Aprender a respirar otro aire

La espiritualidad sigue estando de moda. Todo lo que se tilde de espiritual suele tener buena prensa, tanto en Oriente como en Occidente. Las críticas se ceban en las religiones institucionalizadas. Se las acusa de impedir el progreso y de coartar la libertad. En algunos casos, se las hace responsables del deterioro de la naturaleza, de los conflictos bélicos, del terrorismo y hasta de la propagación del SIDA. Declararse cristiano, musulmán o hebreo no goza de prestigio. Se tolera mejor ser budista, hindú o simplemente “persona en búsqueda”. Da la impresión de que ser una persona religiosa implica un sometimiento irracional a un ser inexistente y a las instituciones que actúan en su nombre. La religión, además, provoca regresiones infantiles y alimenta actitudes fanáticas y excluyentes. ¿Queda algo por añadir al debe de esta cuenta?

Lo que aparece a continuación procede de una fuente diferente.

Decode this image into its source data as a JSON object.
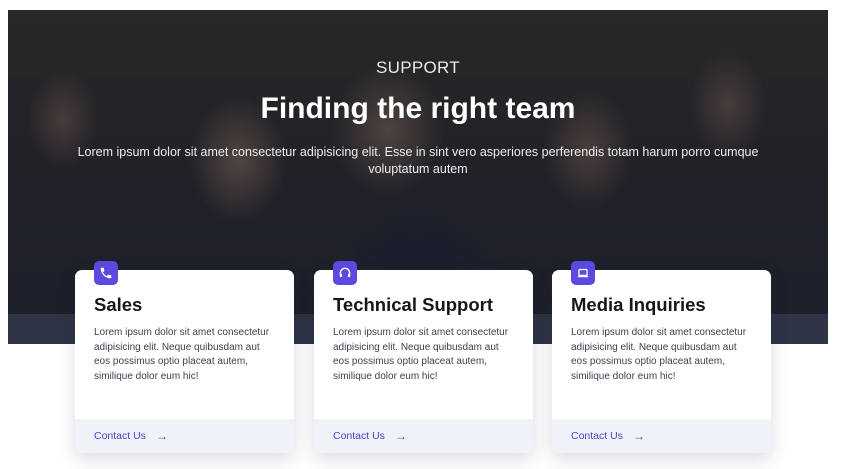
{
  "hero": {
    "eyebrow": "SUPPORT",
    "title": "Finding the right team",
    "lead": "Lorem ipsum dolor sit amet consectetur adipisicing elit. Esse in sint vero asperiores perferendis totam harum porro cumque voluptatum autem"
  },
  "cards": [
    {
      "icon": "phone-icon",
      "title": "Sales",
      "text": "Lorem ipsum dolor sit amet consectetur adipisicing elit. Neque quibusdam aut eos possimus optio placeat autem, similique dolor eum hic!",
      "link": "Contact Us",
      "arrow": "→"
    },
    {
      "icon": "headset-icon",
      "title": "Technical Support",
      "text": "Lorem ipsum dolor sit amet consectetur adipisicing elit. Neque quibusdam aut eos possimus optio placeat autem, similique dolor eum hic!",
      "link": "Contact Us",
      "arrow": "→"
    },
    {
      "icon": "laptop-icon",
      "title": "Media Inquiries",
      "text": "Lorem ipsum dolor sit amet consectetur adipisicing elit. Neque quibusdam aut eos possimus optio placeat autem, similique dolor eum hic!",
      "link": "Contact Us",
      "arrow": "→"
    }
  ],
  "colors": {
    "accent": "#5b4ae0",
    "link": "#4b44c7",
    "footer_bg": "#eff2f8",
    "band": "#2e3445"
  }
}
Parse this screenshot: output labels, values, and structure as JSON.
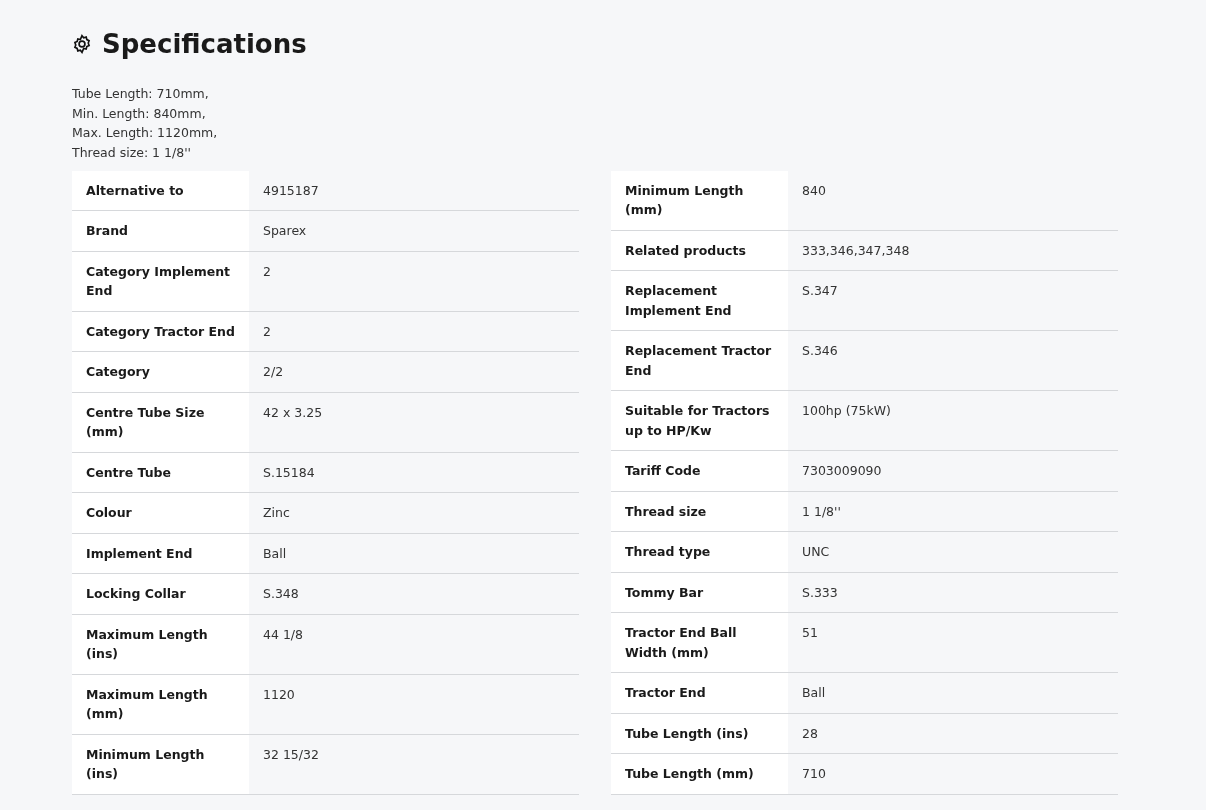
{
  "title": "Specifications",
  "description": [
    "Tube Length: 710mm,",
    "Min. Length: 840mm,",
    "Max. Length: 1120mm,",
    "Thread size: 1 1/8''"
  ],
  "tables": [
    {
      "rows": [
        {
          "label": "Alternative to",
          "value": "4915187"
        },
        {
          "label": "Brand",
          "value": "Sparex"
        },
        {
          "label": "Category Implement End",
          "value": "2"
        },
        {
          "label": "Category Tractor End",
          "value": "2"
        },
        {
          "label": "Category",
          "value": "2/2"
        },
        {
          "label": "Centre Tube Size (mm)",
          "value": "42 x 3.25"
        },
        {
          "label": "Centre Tube",
          "value": "S.15184"
        },
        {
          "label": "Colour",
          "value": "Zinc"
        },
        {
          "label": "Implement End",
          "value": "Ball"
        },
        {
          "label": "Locking Collar",
          "value": "S.348"
        },
        {
          "label": "Maximum Length (ins)",
          "value": "44 1/8"
        },
        {
          "label": "Maximum Length (mm)",
          "value": "1120"
        },
        {
          "label": "Minimum Length (ins)",
          "value": "32 15/32"
        }
      ]
    },
    {
      "rows": [
        {
          "label": "Minimum Length (mm)",
          "value": "840"
        },
        {
          "label": "Related products",
          "value": "333,346,347,348"
        },
        {
          "label": "Replacement Implement End",
          "value": "S.347"
        },
        {
          "label": "Replacement Tractor End",
          "value": "S.346"
        },
        {
          "label": "Suitable for Tractors up to HP/Kw",
          "value": "100hp (75kW)"
        },
        {
          "label": "Tariff Code",
          "value": "7303009090"
        },
        {
          "label": "Thread size",
          "value": "1 1/8''"
        },
        {
          "label": "Thread type",
          "value": "UNC"
        },
        {
          "label": "Tommy Bar",
          "value": "S.333"
        },
        {
          "label": "Tractor End Ball Width (mm)",
          "value": "51"
        },
        {
          "label": "Tractor End",
          "value": "Ball"
        },
        {
          "label": "Tube Length (ins)",
          "value": "28"
        },
        {
          "label": "Tube Length (mm)",
          "value": "710"
        }
      ]
    }
  ]
}
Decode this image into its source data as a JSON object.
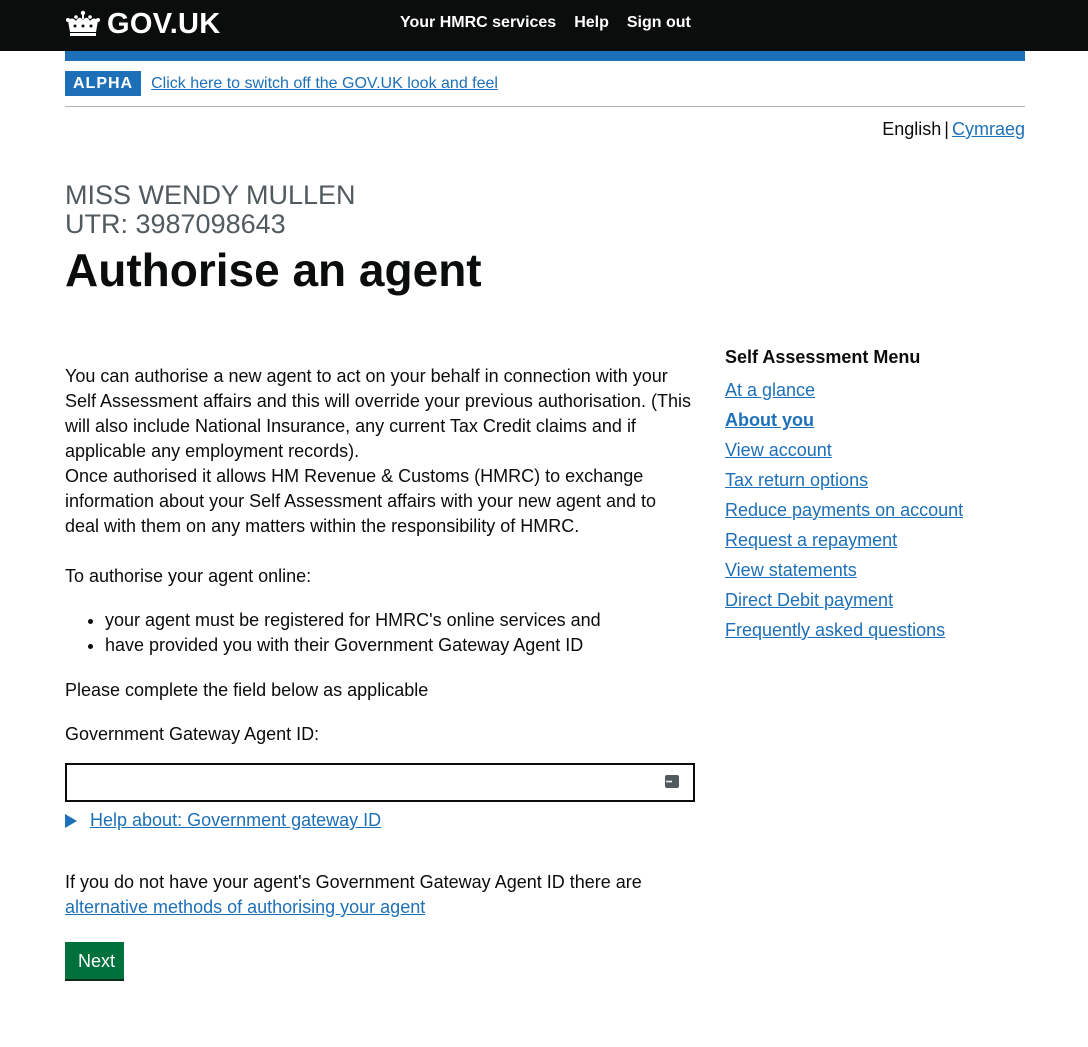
{
  "header": {
    "logo_text": "GOV.UK",
    "nav": [
      "Your HMRC services",
      "Help",
      "Sign out"
    ]
  },
  "phase": {
    "tag": "ALPHA",
    "link": "Click here to switch off the GOV.UK look and feel"
  },
  "language": {
    "current": "English",
    "separator": "|",
    "other": "Cymraeg"
  },
  "caption": {
    "name": "MISS WENDY MULLEN",
    "utr": "UTR: 3987098643"
  },
  "title": "Authorise an agent",
  "main": {
    "intro_1": "You can authorise a new agent to act on your behalf in connection with your Self Assessment affairs and this will override your previous authorisation. (This will also include National Insurance, any current Tax Credit claims and if applicable any employment records).",
    "intro_2": "Once authorised it allows HM Revenue & Customs (HMRC) to exchange information about your Self Assessment affairs with your new agent and to deal with them on any matters within the responsibility of HMRC.",
    "how": "To authorise your agent online:",
    "bullets": [
      "your agent must be registered for HMRC's online services and",
      "have provided you with their Government Gateway Agent ID"
    ],
    "complete": "Please complete the field below as applicable",
    "field_label": "Government Gateway Agent ID:",
    "field_value": "",
    "help_link": "Help about: Government gateway ID",
    "alt_text": "If you do not have your agent's Government Gateway Agent ID there are",
    "alt_link": "alternative methods of authorising your agent",
    "next_button": "Next"
  },
  "sidebar": {
    "heading": "Self Assessment Menu",
    "items": [
      {
        "label": "At a glance",
        "active": false
      },
      {
        "label": "About you",
        "active": true
      },
      {
        "label": "View account",
        "active": false
      },
      {
        "label": "Tax return options",
        "active": false
      },
      {
        "label": "Reduce payments on account",
        "active": false
      },
      {
        "label": "Request a repayment",
        "active": false
      },
      {
        "label": "View statements",
        "active": false
      },
      {
        "label": "Direct Debit payment",
        "active": false
      },
      {
        "label": "Frequently asked questions",
        "active": false
      }
    ]
  },
  "colors": {
    "header_bg": "#0b0c0c",
    "brand_blue": "#1d70b8",
    "button_green": "#00703c",
    "caption_grey": "#505a5f"
  },
  "icons": [
    "crown-icon",
    "password-manager-icon",
    "disclosure-triangle-icon"
  ]
}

En Oriente y en Occidente hay ansia de “otro mundo posible” y también de “otra vida posible”. El aire contaminado de materialismo y de injusticia se nos hace irrespirable. No soportamos la pertinaz presencia de la pobreza. Por otra parte, estamos hartos de cosas innecesarias. Disfrutamos de las bocanadas de aire fresco que nos proporcionan los gestos de solidaridad, las luchas por los derechos humanos, el arte, pero no son suficientes. Deseamos una atmósfera saneada. El ansia de espiritualidad conecta con este deseo. En el fondo, aunque parezca nuevo, este es el deseo más profundo del ser humano, hoy y siempre: superar las barreras de sí mismo, los límites del mundo, y abrirse al misterio infinito. Buscar la espiritualidad es buscar el sentido de la vida. Sabemos que el “todo da igual”, que en un principio se presenta como liberador, acaba haciendo de la vida una realidad devaluada. 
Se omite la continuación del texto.